The optimistic rollup worked, but came with hidden costs. The challenge period meant the finality of longer transactions before users could withdraw funds. Locked liquidity meant capital efficiency and generally poor UX, particularly due to chain interoperability.
Meanwhile, ZK was catching up. At ETHCC 2022, Polygon, Zksync and Scroll all announced Zkevms. This allows Solidity Dev to write code and prove that EVM runs.
By 2023, ZK rollups were beginning to gain real traction.
Why is ZK proof superior to optimistic fraud proof? In other words, ZK proofs are much smaller (~1-10 kb) compared to raw transaction data (size of megabytes).
By using ZK encryption to prove Ethereum transactions, these highly compressed proofs provide lower data availability costs and increased scalability.

How Zero Knowledge Works in One Word
The ZK had taken off, but the proof generation was still expensive. Based on ZKSTATS.IO, the average cost to generate ZK proofs in December 2023 was $80.21.
Fast forward to 2025. Certification costs decreased to $1.3 per proof, with an improvement of about 98.4%.
What has changed?
Today, each of the core pieces of the ZK rollup stack is split.
First of all, ZKVMS is here. These specialized virtual machines speed up the ZK development experience and make validity proof generation more efficient. Before ZKVM, developers had to write complex mathematical “circuits” to prove the execution of EVM.

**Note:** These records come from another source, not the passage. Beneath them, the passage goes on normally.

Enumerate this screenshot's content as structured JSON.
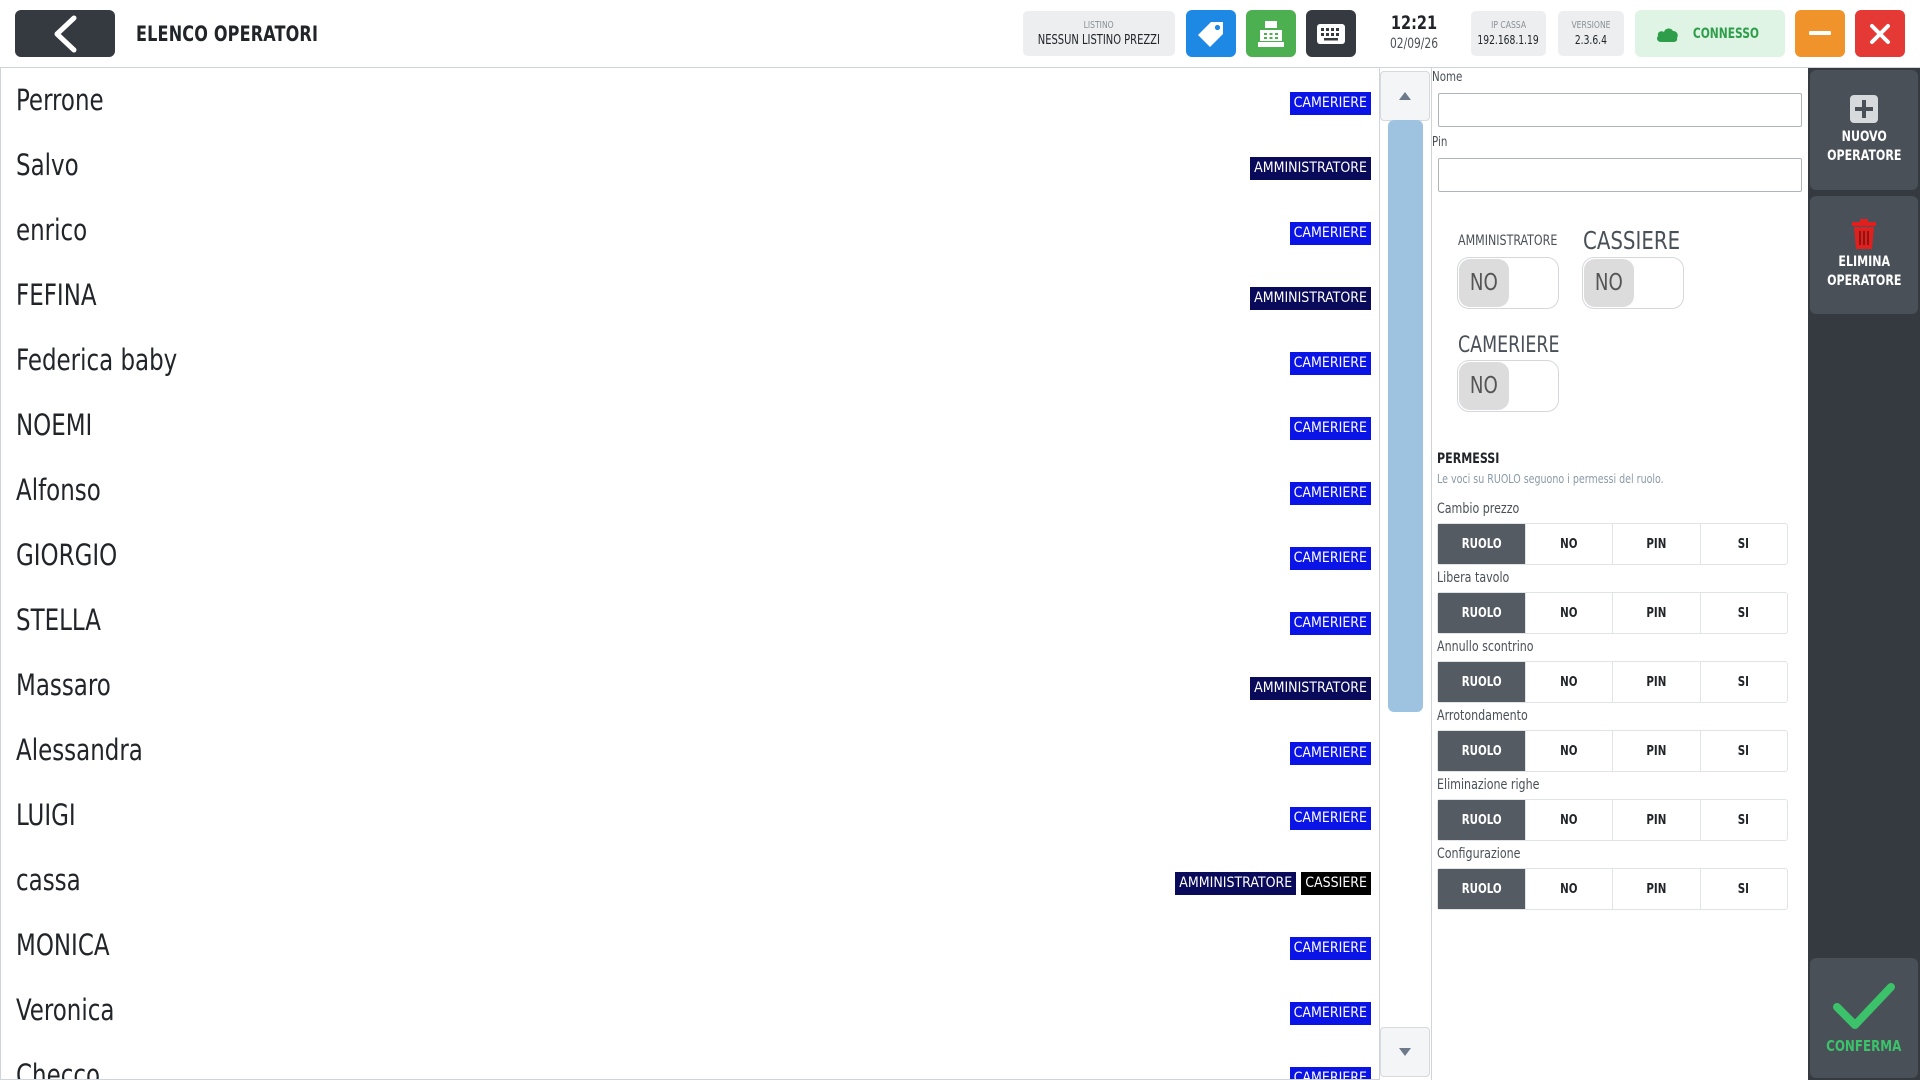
{
  "header": {
    "title": "ELENCO OPERATORI",
    "listino_label": "LISTINO",
    "listino_value": "NESSUN LISTINO PREZZI",
    "time": "12:21",
    "date": "02/09/26",
    "ip_label": "IP CASSA",
    "ip_value": "192.168.1.19",
    "version_label": "VERSIONE",
    "version_value": "2.3.6.4",
    "connection": "CONNESSO",
    "colors": {
      "tag_button": "#1e88e5",
      "register_button": "#4caf50",
      "keyboard_button": "#343a40",
      "minimize_button": "#f0932b",
      "close_button": "#e53935",
      "connected": "#2e9e4b"
    }
  },
  "operators": [
    {
      "name": "Perrone",
      "roles": [
        "CAMERIERE"
      ]
    },
    {
      "name": "Salvo",
      "roles": [
        "AMMINISTRATORE"
      ]
    },
    {
      "name": "enrico",
      "roles": [
        "CAMERIERE"
      ]
    },
    {
      "name": "FEFINA",
      "roles": [
        "AMMINISTRATORE"
      ]
    },
    {
      "name": "Federica baby",
      "roles": [
        "CAMERIERE"
      ]
    },
    {
      "name": "NOEMI",
      "roles": [
        "CAMERIERE"
      ]
    },
    {
      "name": "Alfonso",
      "roles": [
        "CAMERIERE"
      ]
    },
    {
      "name": "GIORGIO",
      "roles": [
        "CAMERIERE"
      ]
    },
    {
      "name": "STELLA",
      "roles": [
        "CAMERIERE"
      ]
    },
    {
      "name": "Massaro",
      "roles": [
        "AMMINISTRATORE"
      ]
    },
    {
      "name": "Alessandra",
      "roles": [
        "CAMERIERE"
      ]
    },
    {
      "name": "LUIGI",
      "roles": [
        "CAMERIERE"
      ]
    },
    {
      "name": "cassa",
      "roles": [
        "AMMINISTRATORE",
        "CASSIERE"
      ]
    },
    {
      "name": "MONICA",
      "roles": [
        "CAMERIERE"
      ]
    },
    {
      "name": "Veronica",
      "roles": [
        "CAMERIERE"
      ]
    },
    {
      "name": "Checco",
      "roles": [
        "CAMERIERE"
      ]
    }
  ],
  "form": {
    "name_label": "Nome",
    "name_value": "",
    "pin_label": "Pin",
    "pin_value": "",
    "admin_label": "AMMINISTRATORE",
    "admin_value": "NO",
    "cashier_label": "CASSIERE",
    "cashier_value": "NO",
    "waiter_label": "CAMERIERE",
    "waiter_value": "NO"
  },
  "permissions": {
    "title": "PERMESSI",
    "note": "Le voci su RUOLO seguono i permessi del ruolo.",
    "options": [
      "RUOLO",
      "NO",
      "PIN",
      "SI"
    ],
    "items": [
      {
        "label": "Cambio prezzo",
        "selected": "RUOLO"
      },
      {
        "label": "Libera tavolo",
        "selected": "RUOLO"
      },
      {
        "label": "Annullo scontrino",
        "selected": "RUOLO"
      },
      {
        "label": "Arrotondamento",
        "selected": "RUOLO"
      },
      {
        "label": "Eliminazione righe",
        "selected": "RUOLO"
      },
      {
        "label": "Configurazione",
        "selected": "RUOLO"
      }
    ]
  },
  "actions": {
    "new_line1": "NUOVO",
    "new_line2": "OPERATORE",
    "delete_line1": "ELIMINA",
    "delete_line2": "OPERATORE",
    "confirm": "CONFERMA"
  },
  "role_colors": {
    "CAMERIERE": "#0b14e6",
    "AMMINISTRATORE": "#0a0a5a",
    "CASSIERE": "#000000"
  }
}
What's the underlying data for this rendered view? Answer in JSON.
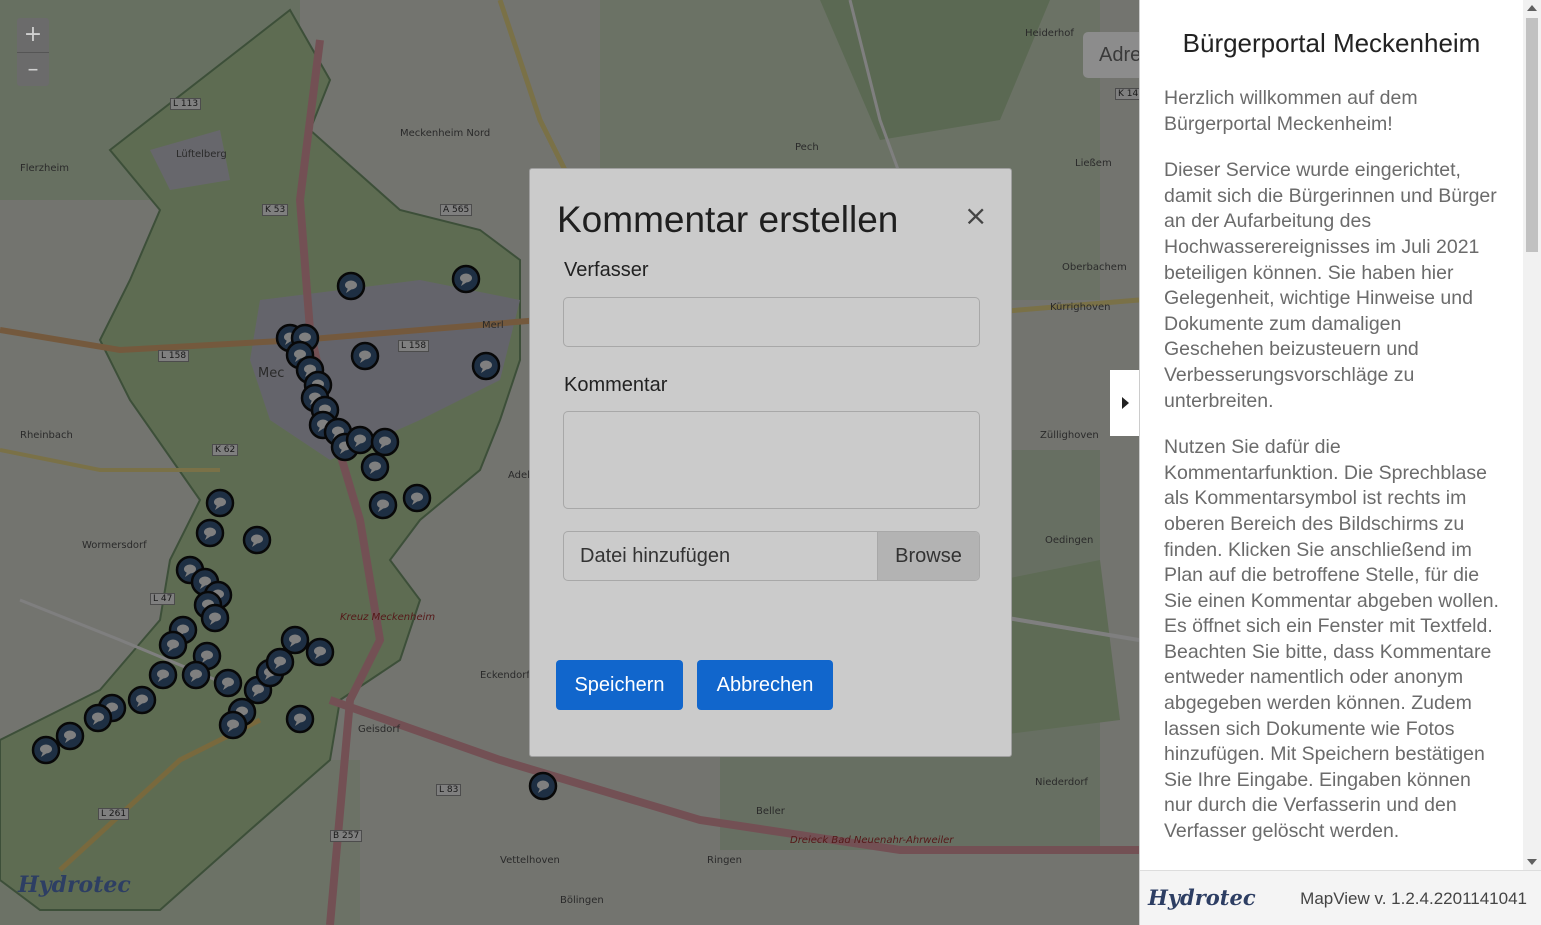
{
  "map": {
    "zoom_in": "+",
    "zoom_out": "–",
    "address_placeholder": "Adre",
    "watermark_brand": "Hydrotec",
    "places": [
      "Lüftelberg",
      "Flerzheim",
      "Meckenheim Nord",
      "Merl",
      "Mec",
      "Rheinbach",
      "Wormersdorf",
      "Eckendorf",
      "Geisdorf",
      "Adel",
      "Pech",
      "Ließem",
      "Oberbachem",
      "Kürrighoven",
      "Züllighoven",
      "Oedingen",
      "Niederdorf",
      "Ringen",
      "Beller",
      "Vettelhoven",
      "Bölingen",
      "Heiderhof",
      "Kreuz Meckenheim",
      "Dreieck Bad Neuenahr-Ahrweiler"
    ],
    "roads": [
      "L 113",
      "K 53",
      "A 565",
      "L 158",
      "L 158",
      "K 62",
      "L 47",
      "L 261",
      "L 83",
      "B 257",
      "K 14"
    ],
    "marker_icon": "comment-bubble-icon",
    "collapse_icon": "caret-right-icon"
  },
  "panel": {
    "title": "Bürgerportal Meckenheim",
    "paragraphs": [
      "Herzlich willkommen auf dem Bürgerportal Meckenheim!",
      "Dieser Service wurde eingerichtet, damit sich die Bürgerinnen und Bürger an der Aufarbeitung des Hochwasserereignisses im Juli 2021 beteiligen können. Sie haben hier Gelegenheit, wichtige Hinweise und Dokumente zum damaligen Geschehen beizusteuern und Verbesserungsvorschläge zu unterbreiten.",
      "Nutzen Sie dafür die Kommentarfunktion. Die Sprechblase als Kommentarsymbol ist rechts im oberen Bereich des Bildschirms zu finden. Klicken Sie anschließend im Plan auf die betroffene Stelle, für die Sie einen Kommentar abgeben wollen. Es öffnet sich ein Fenster mit Textfeld. Beachten Sie bitte, dass Kommentare entweder namentlich oder anonym abgegeben werden können. Zudem lassen sich Dokumente wie Fotos hinzufügen. Mit Speichern bestätigen Sie Ihre Eingabe. Eingaben können nur durch die Verfasserin und den Verfasser gelöscht werden."
    ],
    "footer_brand": "Hydrotec",
    "version": "MapView v. 1.2.4.2201141041"
  },
  "modal": {
    "title": "Kommentar erstellen",
    "close": "×",
    "author_label": "Verfasser",
    "author_value": "",
    "comment_label": "Kommentar",
    "comment_value": "",
    "file_label": "Datei hinzufügen",
    "browse_label": "Browse",
    "save_label": "Speichern",
    "cancel_label": "Abbrechen"
  },
  "colors": {
    "primary_button": "#1166cc",
    "marker_fill": "#3d5e86",
    "brand": "#2d3e63"
  }
}
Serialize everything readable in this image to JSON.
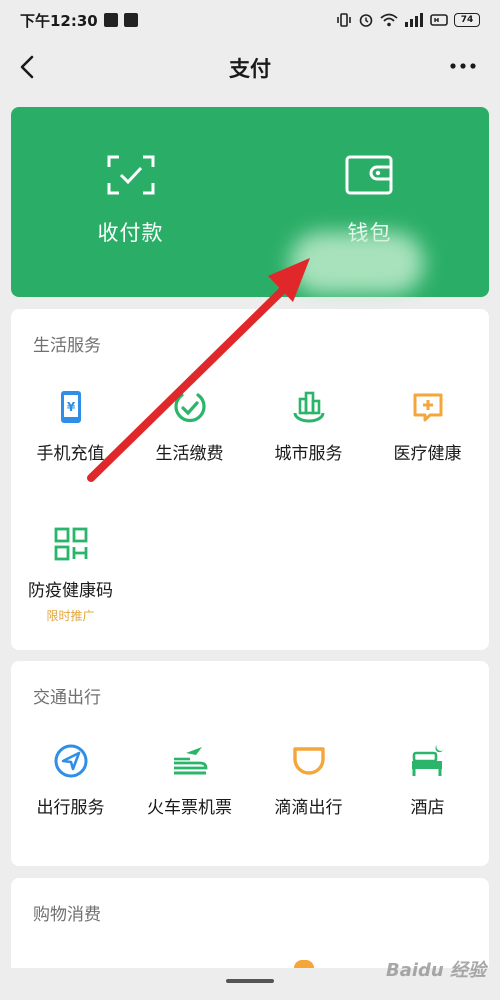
{
  "status_bar": {
    "time": "下午12:30",
    "battery": "74"
  },
  "nav": {
    "title": "支付"
  },
  "pay_card": {
    "items": [
      {
        "label": "收付款",
        "icon": "scan-icon"
      },
      {
        "label": "钱包",
        "icon": "wallet-icon"
      }
    ]
  },
  "sections": {
    "life": {
      "title": "生活服务",
      "items": [
        {
          "label": "手机充值",
          "icon": "phone-recharge-icon"
        },
        {
          "label": "生活缴费",
          "icon": "utility-payment-icon"
        },
        {
          "label": "城市服务",
          "icon": "city-service-icon"
        },
        {
          "label": "医疗健康",
          "icon": "medical-health-icon"
        },
        {
          "label": "防疫健康码",
          "sub": "限时推广",
          "icon": "health-code-icon"
        }
      ]
    },
    "transport": {
      "title": "交通出行",
      "items": [
        {
          "label": "出行服务",
          "icon": "travel-service-icon"
        },
        {
          "label": "火车票机票",
          "icon": "train-flight-icon"
        },
        {
          "label": "滴滴出行",
          "icon": "didi-icon"
        },
        {
          "label": "酒店",
          "icon": "hotel-icon"
        }
      ]
    },
    "shopping": {
      "title": "购物消费"
    }
  },
  "watermark": "Baidu 经验",
  "colors": {
    "brand_green": "#2aae67",
    "icon_blue": "#2f8fe8",
    "icon_green": "#2ab56b",
    "icon_orange": "#f5a63a",
    "annotation_red": "#e0272a",
    "promo_text": "#e0a53a"
  }
}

ZKVMS such as SP1, RISC Zero, Nexus, OpenVM effectively democratize ZK development for all developers (C++, Rust) without ZK encryption expertise. In the past, ZKEVMS only enabled robustness development in ZK rollups. Think of ZKVMS as a more general concept than Zkevms.
Second, the cost of generating proofs for market competition is declining. Today there are RISC Zero, Cysic, Lagrange and many competitive markets operating in concise. Some are still on the testnet, while others are operational.
ZK L2S demonstrates aggregation techniques to amortize verification costs. The way this works roughly is to batch many proofs within one. This will verify the final proof more quickly.
These markets are not permitted either. This means anyone with a GPU rig can sign up, post bonds, and generate ZK proofs. Previously, ZK rollups used “centralized prover.” In other words, I rented GPU/FPGA hardware from Google or Amazon.
Better proof systems are also constantly being released. These proof systems (e.g. GROTH16, HALO2-KZG, STARK, PLONK, EXPANDER) define algorithmically the rules for how ZK proofs are constructed and verified. They’re getting better, which means they’re verifying the ZK proofs smaller and faster. This means improved ZKVM performance.